The place is England, the year is 787AD. You ask a free merchant or castle guard in what year it is, what would he say?
What would a scribe for a noble or king say?
What would the noble or king say?
And a serf?
How does this make you feel? (It’s the “new” history!)
Discuss possible reasons why these differing numbers exist, if at all, and discuss how we came to the year number we assign that date today.
From the Wikipedia article “Anno Domini”:
Just about anybody would say that it is the 30th year of the reign of Offa.
Maybe yes, maybe no. There were 6 kingdoms in England at the time and Offa was king of two of them. As you can see from this rather interesting chart, he became king of Mercia in 758 but not king of Kent until 779 (and still later became king of East Anglia). So Mercians would say it was his 30th year, Kenters (Kentese?, Kentonians?, whatever) might say it was his 8th or 9th year and the other kingdoms will say different kings altogether.

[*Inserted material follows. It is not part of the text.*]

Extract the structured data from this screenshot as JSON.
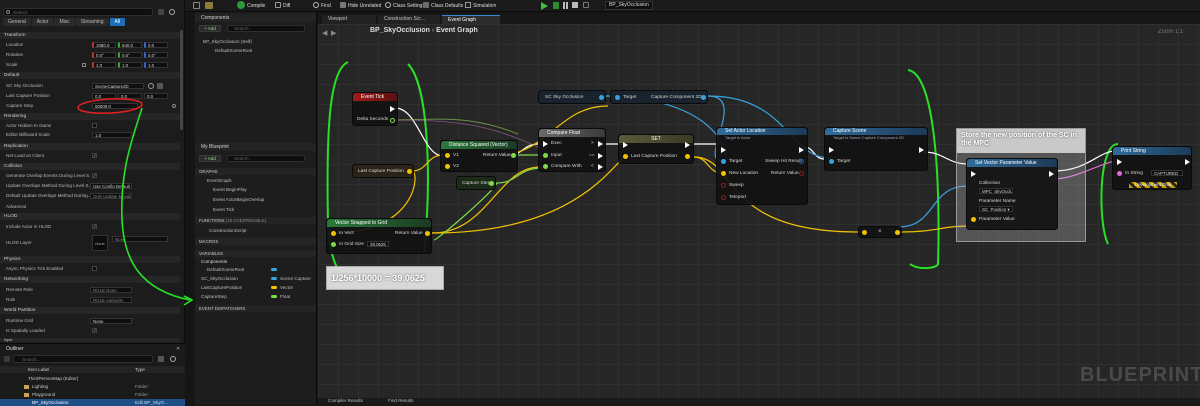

By 787 official documents in most of the English kingdoms - and particularly in Mercia - were already using A.D. dates (or, to be precise, the annus ab incarnatione domini), although this was only a recent development and they were often used in conjunction with regnal dates. The usual assumption that it was Bede who had been the key influence seems reasonable enough. It should also be noted that everyone using A.D. dates counted from the same A.D. 1 (however wrong that may have been).
Beyond that the whole question becomes almost impossible to answer, as such official documents make up the bulk of the surviving documentary evidence and most of the other types of documents that do survive from that period tend to be undated.
And then there’s the fact that for most people and for most purpose, the idea that the year had a number would have been simply irrelevant.
I think they’d all say, “It’s 1,219 years before garygnu asks a very interesting question about historical dating. Hi, Opal!”